In 1947, Arab leaders rejected a United Nations resolution to form an Arab state alongside a Jewish one. This caused the displacement of some 600,000 Palestinian refugees. From that point forward, Arab nations have denied these Palestinians and their descendants citizenship and basic civil rights, including the right to own property, get an education or take out loans — rights held by Israeli Arabs.

Arab Israelis, who make up about 20% of the nation's population, enjoy equal rights, government representation and protection in Israel. They live freely in all parts of Israel, can use all public facilities, attend Israel's top universities and are contributing members of society. By no means is Israel the epitome of perfection, but we do aspire for equality for all our citizens. According to the Abraham Fund Initiative, since Israel's establishment in 1948, the number of schools in the Arab Israeli school system increased by more than fifteenfold; Hebrew schools grew by only five times. The number of classes offered in the Arab Israeli system increased more than seventeenfold, and since 1961 the literacy rate of Arab Israelis jumped from 49.6% to 90%, a clear indication of the educational opportunities offered to all our citizens.

Not only are Arabs treated equally as individual citizens, but their minority status is also recognized in some aspects by the government, with Arabic being an official language in Israel (alongside Hebrew) and Israeli Muslims having their own jurisdiction on religious issues (Sharia law) pertaining to members of their community, just like Jewish religious law at the Rabbinical courts. Additionally, Arab Israelis are citizens with full voting rights and can serve as elected members of the Knesset, as lawmaker Tibi does. It is true that Arab Israelis hold about 10% of the Knesset seats, a number that is disproportionate to their population. Perhaps this is because Arab Israelis are opting instead to vote for non-Arab parties or exercising their democratic right not to vote at all.

In his interview, Tibi made it clear that he has no intention of serving as a bridge between Israeli Arabs, Palestinians and Israeli Jews. But he also made it clear that he would never give up his Israeli citizenship or passport for a future Palestinian identity. And why would he? Would a Palestinian parliament allow a member to travel freely to an enemy state, such as the Arab Knesset members' recent public visit to Libya? Would a Palestinian parliament allow one of its members to serve as an adviser to a hostile government? For those who may not know, Tibi served as Yasser Arafat's adviser on Israeli affairs while simultaneously serving as a member of the Knesset.

Tibi knows that no Arab country would afford him the freedoms that the Jewish state does. After all, Arab Knesset members are even allowed to travel to Gaza, which is controlled by Hamas, the terrorist organization that vows to exterminate the Jewish state. Israeli Arab lawmakers travel there to express their support, then return to their Knesset offices to make their case to Israeli and international media. Is any such freedom available in the Arab world? Of course not! Tibi knows this; he relies on such freedoms to do his work.

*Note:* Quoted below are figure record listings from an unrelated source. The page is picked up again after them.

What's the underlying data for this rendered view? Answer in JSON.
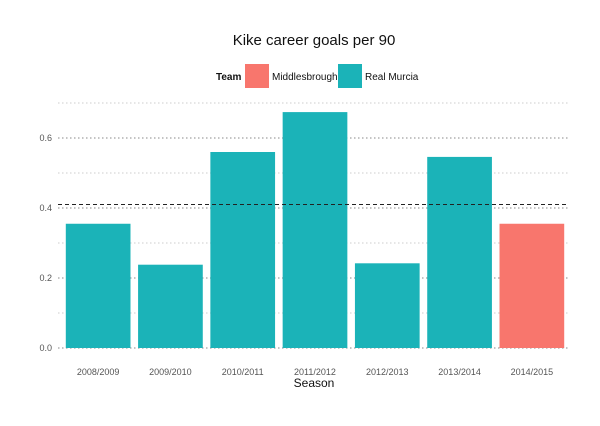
{
  "chart_data": {
    "type": "bar",
    "title": "Kike career goals per 90",
    "xlabel": "Season",
    "ylabel": "",
    "categories": [
      "2008/2009",
      "2009/2010",
      "2010/2011",
      "2011/2012",
      "2012/2013",
      "2013/2014",
      "2014/2015"
    ],
    "values": [
      0.355,
      0.238,
      0.56,
      0.674,
      0.242,
      0.546,
      0.355
    ],
    "teams": [
      "Real Murcia",
      "Real Murcia",
      "Real Murcia",
      "Real Murcia",
      "Real Murcia",
      "Real Murcia",
      "Middlesbrough"
    ],
    "ylim": [
      0,
      0.72
    ],
    "yticks": [
      0.0,
      0.2,
      0.4,
      0.6
    ],
    "ytick_labels": [
      "0.0",
      "0.2",
      "0.4",
      "0.6"
    ],
    "reference_line": 0.41,
    "legend": {
      "title": "Team",
      "position": "top",
      "entries": [
        {
          "name": "Middlesbrough",
          "color": "#F8766D"
        },
        {
          "name": "Real Murcia",
          "color": "#1BB3B8"
        }
      ]
    },
    "grid": true
  }
}
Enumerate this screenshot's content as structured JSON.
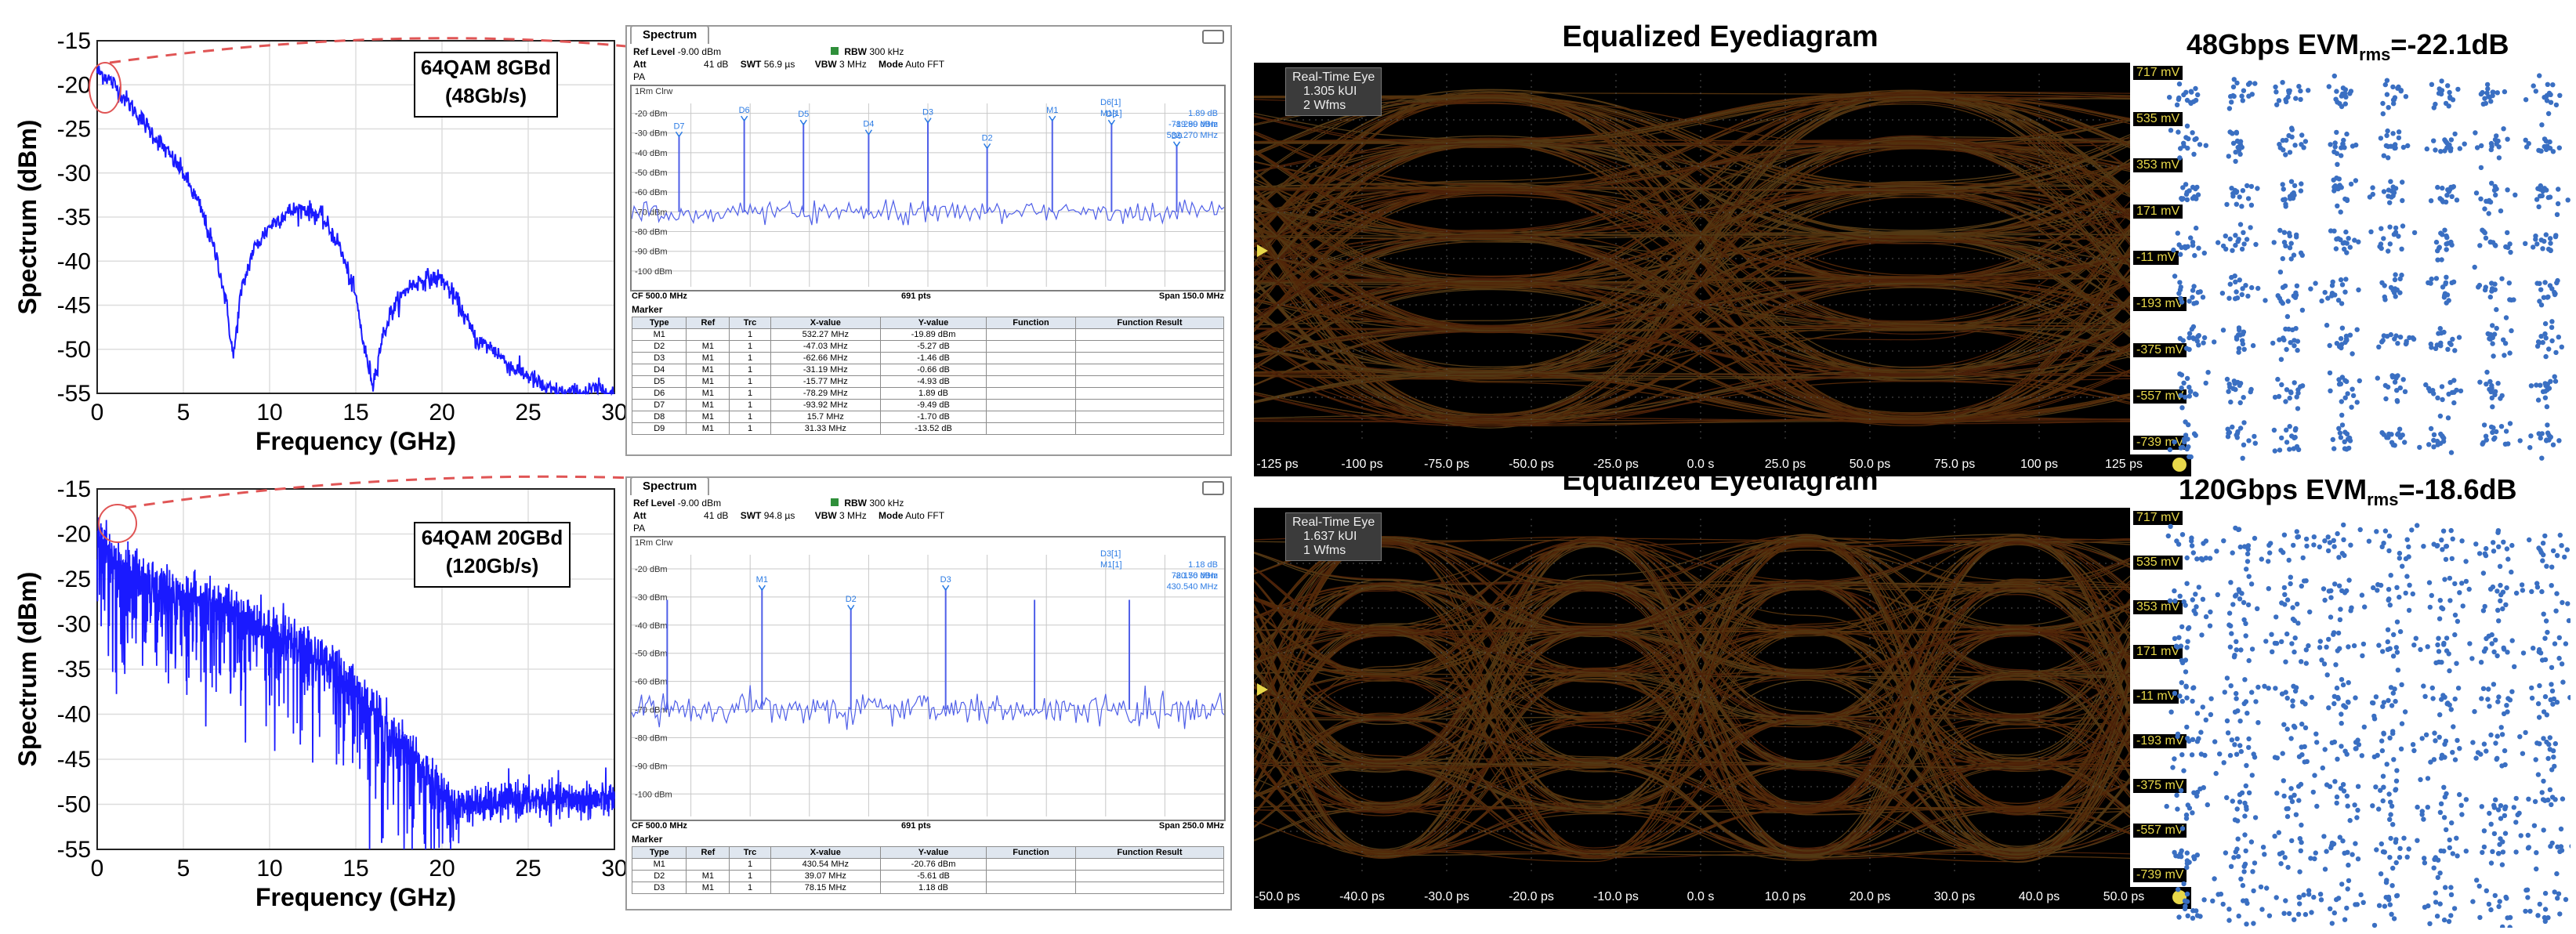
{
  "spectra": [
    {
      "label_line1": "64QAM 8GBd",
      "label_line2": "(48Gb/s)",
      "xlabel": "Frequency (GHz)",
      "ylabel": "Spectrum (dBm)",
      "xticks": [
        "0",
        "5",
        "10",
        "15",
        "20",
        "25",
        "30"
      ],
      "yticks": [
        "-15",
        "-20",
        "-25",
        "-30",
        "-35",
        "-40",
        "-45",
        "-50",
        "-55"
      ]
    },
    {
      "label_line1": "64QAM 20GBd",
      "label_line2": "(120Gb/s)",
      "xlabel": "Frequency (GHz)",
      "ylabel": "Spectrum (dBm)",
      "xticks": [
        "0",
        "5",
        "10",
        "15",
        "20",
        "25",
        "30"
      ],
      "yticks": [
        "-15",
        "-20",
        "-25",
        "-30",
        "-35",
        "-40",
        "-45",
        "-50",
        "-55"
      ]
    }
  ],
  "analyzers": [
    {
      "tab": "Spectrum",
      "ref_level_label": "Ref Level",
      "ref_level": "-9.00 dBm",
      "att_label": "Att",
      "att": "41 dB",
      "swt_label": "SWT",
      "swt": "56.9 µs",
      "rbw_label": "RBW",
      "rbw": "300 kHz",
      "vbw_label": "VBW",
      "vbw": "3 MHz",
      "mode_label": "Mode",
      "mode": "Auto FFT",
      "pa": "PA",
      "trace_title": "1Rm Clrw",
      "ylabels": [
        "-20 dBm",
        "-30 dBm",
        "-40 dBm",
        "-50 dBm",
        "-60 dBm",
        "-70 dBm",
        "-80 dBm",
        "-90 dBm",
        "-100 dBm"
      ],
      "readout": [
        "D6[1]",
        "1.89 dB",
        "-78.290 MHz",
        "M1[1]",
        "-19.89 dBm",
        "532.270 MHz"
      ],
      "marker_labels": [
        "D7",
        "D6",
        "D5",
        "D4",
        "D3",
        "D2",
        "M1",
        "D8",
        "D9"
      ],
      "cf": "CF 500.0 MHz",
      "pts": "691 pts",
      "span": "Span 150.0 MHz",
      "marker_title": "Marker",
      "headers": [
        "Type",
        "Ref",
        "Trc",
        "X-value",
        "Y-value",
        "Function",
        "Function Result"
      ],
      "rows": [
        [
          "M1",
          "",
          "1",
          "532.27 MHz",
          "-19.89 dBm",
          "",
          ""
        ],
        [
          "D2",
          "M1",
          "1",
          "-47.03 MHz",
          "-5.27 dB",
          "",
          ""
        ],
        [
          "D3",
          "M1",
          "1",
          "-62.66 MHz",
          "-1.46 dB",
          "",
          ""
        ],
        [
          "D4",
          "M1",
          "1",
          "-31.19 MHz",
          "-0.66 dB",
          "",
          ""
        ],
        [
          "D5",
          "M1",
          "1",
          "-15.77 MHz",
          "-4.93 dB",
          "",
          ""
        ],
        [
          "D6",
          "M1",
          "1",
          "-78.29 MHz",
          "1.89 dB",
          "",
          ""
        ],
        [
          "D7",
          "M1",
          "1",
          "-93.92 MHz",
          "-9.49 dB",
          "",
          ""
        ],
        [
          "D8",
          "M1",
          "1",
          "15.7 MHz",
          "-1.70 dB",
          "",
          ""
        ],
        [
          "D9",
          "M1",
          "1",
          "31.33 MHz",
          "-13.52 dB",
          "",
          ""
        ]
      ]
    },
    {
      "tab": "Spectrum",
      "ref_level_label": "Ref Level",
      "ref_level": "-9.00 dBm",
      "att_label": "Att",
      "att": "41 dB",
      "swt_label": "SWT",
      "swt": "94.8 µs",
      "rbw_label": "RBW",
      "rbw": "300 kHz",
      "vbw_label": "VBW",
      "vbw": "3 MHz",
      "mode_label": "Mode",
      "mode": "Auto FFT",
      "pa": "PA",
      "trace_title": "1Rm Clrw",
      "ylabels": [
        "-20 dBm",
        "-30 dBm",
        "-40 dBm",
        "-50 dBm",
        "-60 dBm",
        "-70 dBm",
        "-80 dBm",
        "-90 dBm",
        "-100 dBm"
      ],
      "readout": [
        "D3[1]",
        "1.18 dB",
        "78.150 MHz",
        "M1[1]",
        "-20.76 dBm",
        "430.540 MHz"
      ],
      "marker_labels": [
        "M1",
        "D2",
        "D3"
      ],
      "cf": "CF 500.0 MHz",
      "pts": "691 pts",
      "span": "Span 250.0 MHz",
      "marker_title": "Marker",
      "headers": [
        "Type",
        "Ref",
        "Trc",
        "X-value",
        "Y-value",
        "Function",
        "Function Result"
      ],
      "rows": [
        [
          "M1",
          "",
          "1",
          "430.54 MHz",
          "-20.76 dBm",
          "",
          ""
        ],
        [
          "D2",
          "M1",
          "1",
          "39.07 MHz",
          "-5.61 dB",
          "",
          ""
        ],
        [
          "D3",
          "M1",
          "1",
          "78.15 MHz",
          "1.18 dB",
          "",
          ""
        ]
      ]
    }
  ],
  "eyes": [
    {
      "title": "Equalized Eyediagram",
      "info1": "Real-Time Eye",
      "info2": "1.305 kUI",
      "info3": "2 Wfms",
      "yticks": [
        "717 mV",
        "535 mV",
        "353 mV",
        "171 mV",
        "-11 mV",
        "-193 mV",
        "-375 mV",
        "-557 mV",
        "-739 mV"
      ],
      "xticks": [
        "-125 ps",
        "-100 ps",
        "-75.0 ps",
        "-50.0 ps",
        "-25.0 ps",
        "0.0 s",
        "25.0 ps",
        "50.0 ps",
        "75.0 ps",
        "100 ps",
        "125 ps"
      ]
    },
    {
      "title": "Equalized Eyediagram",
      "info1": "Real-Time Eye",
      "info2": "1.637 kUI",
      "info3": "1 Wfms",
      "yticks": [
        "717 mV",
        "535 mV",
        "353 mV",
        "171 mV",
        "-11 mV",
        "-193 mV",
        "-375 mV",
        "-557 mV",
        "-739 mV"
      ],
      "xticks": [
        "-50.0 ps",
        "-40.0 ps",
        "-30.0 ps",
        "-20.0 ps",
        "-10.0 ps",
        "0.0 s",
        "10.0 ps",
        "20.0 ps",
        "30.0 ps",
        "40.0 ps",
        "50.0 ps"
      ]
    }
  ],
  "constellations": [
    {
      "title_main": "48Gbps EVM",
      "title_sub": "rms",
      "title_tail": "=-22.1dB",
      "spread": 0.09
    },
    {
      "title_main": "120Gbps EVM",
      "title_sub": "rms",
      "title_tail": "=-18.6dB",
      "spread": 0.13
    }
  ],
  "chart_data": [
    {
      "type": "line",
      "title": "",
      "xlabel": "Frequency (GHz)",
      "ylabel": "Spectrum (dBm)",
      "xlim": [
        0,
        30
      ],
      "ylim": [
        -55,
        -15
      ],
      "series": [
        {
          "x": [
            0,
            0.5,
            1,
            2,
            3,
            4,
            5,
            6,
            7,
            7.5,
            7.9,
            8.3,
            9,
            10,
            11,
            12,
            13,
            14,
            15,
            15.5,
            16,
            16.5,
            17,
            18,
            19,
            20,
            21,
            22,
            23,
            24,
            25,
            26,
            27,
            28,
            29,
            30
          ],
          "y": [
            -18.5,
            -19,
            -20,
            -22.5,
            -25,
            -27.5,
            -30,
            -34,
            -40,
            -45,
            -51,
            -44,
            -39,
            -36,
            -34.5,
            -34,
            -35,
            -38,
            -44,
            -50,
            -54,
            -49,
            -46,
            -43,
            -42,
            -42,
            -45,
            -49,
            -50,
            -52,
            -53,
            -54.5,
            -55,
            -55,
            -54.5,
            -55
          ]
        }
      ]
    },
    {
      "type": "line",
      "title": "",
      "xlabel": "Frequency (GHz)",
      "ylabel": "Spectrum (dBm)",
      "xlim": [
        0,
        30
      ],
      "ylim": [
        -55,
        -15
      ],
      "series": [
        {
          "x": [
            0,
            1,
            2,
            3,
            4,
            5,
            6,
            7,
            8,
            9,
            10,
            11,
            12,
            13,
            14,
            15,
            16,
            17,
            18,
            19,
            20,
            20.5,
            21,
            22,
            23,
            24,
            25,
            26,
            27,
            28,
            29,
            30
          ],
          "y": [
            -19.5,
            -21,
            -23,
            -24,
            -25,
            -25.5,
            -26,
            -26.5,
            -27.5,
            -28.5,
            -29.5,
            -30,
            -31,
            -33,
            -34,
            -36,
            -38,
            -41,
            -43,
            -45,
            -47,
            -48.5,
            -50,
            -50,
            -50,
            -49.5,
            -49.5,
            -49.5,
            -49.5,
            -49.5,
            -49.5,
            -49.5
          ]
        }
      ]
    }
  ],
  "colors": {
    "spectrum": "#1a1aff",
    "sa_trace": "#4f5fe8",
    "marker": "#2b7be4",
    "eye_axis": "#e8d84a",
    "const_dot": "#3a6fc2",
    "dash": "#e05555"
  }
}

Finally, allow me to reference Ishmael Khaldi who was — until recently — Israel's deputy consul general in San Francisco. Khaldi is a Bedouin who now serves as an adviser to Israeli Foreign Minister Avigdor Lieberman; he will visit Los Angeles in June to speak about his personal experiences. Below is an excerpt from what he said in a San Francisco Chronicle interview in March 2009:

"I am a proud Israeli — along with many other non-Jewish Israelis such as Druze, Baha'i, Bedouin, Christians and Muslims, who live in one of the most culturally diversified societies and the only true democracy in the Middle East…. By any yardstick you choose — educational opportunity, economic development, women and gay's rights, freedom of speech and assembly, legislative representation — Israel's minorities fare far better than any other country in the Middle East."

I may not agree with Tibi's comments, but I do recognize the importance of his right to express his opinions. The freedom of expression, granted to Tibi by the only democratic state in the Middle East, is one that is also enjoyed by all Israeli citizens — Jews and Arabs alike.

Jacob Dayan is the consul general of Israel in Los Angeles.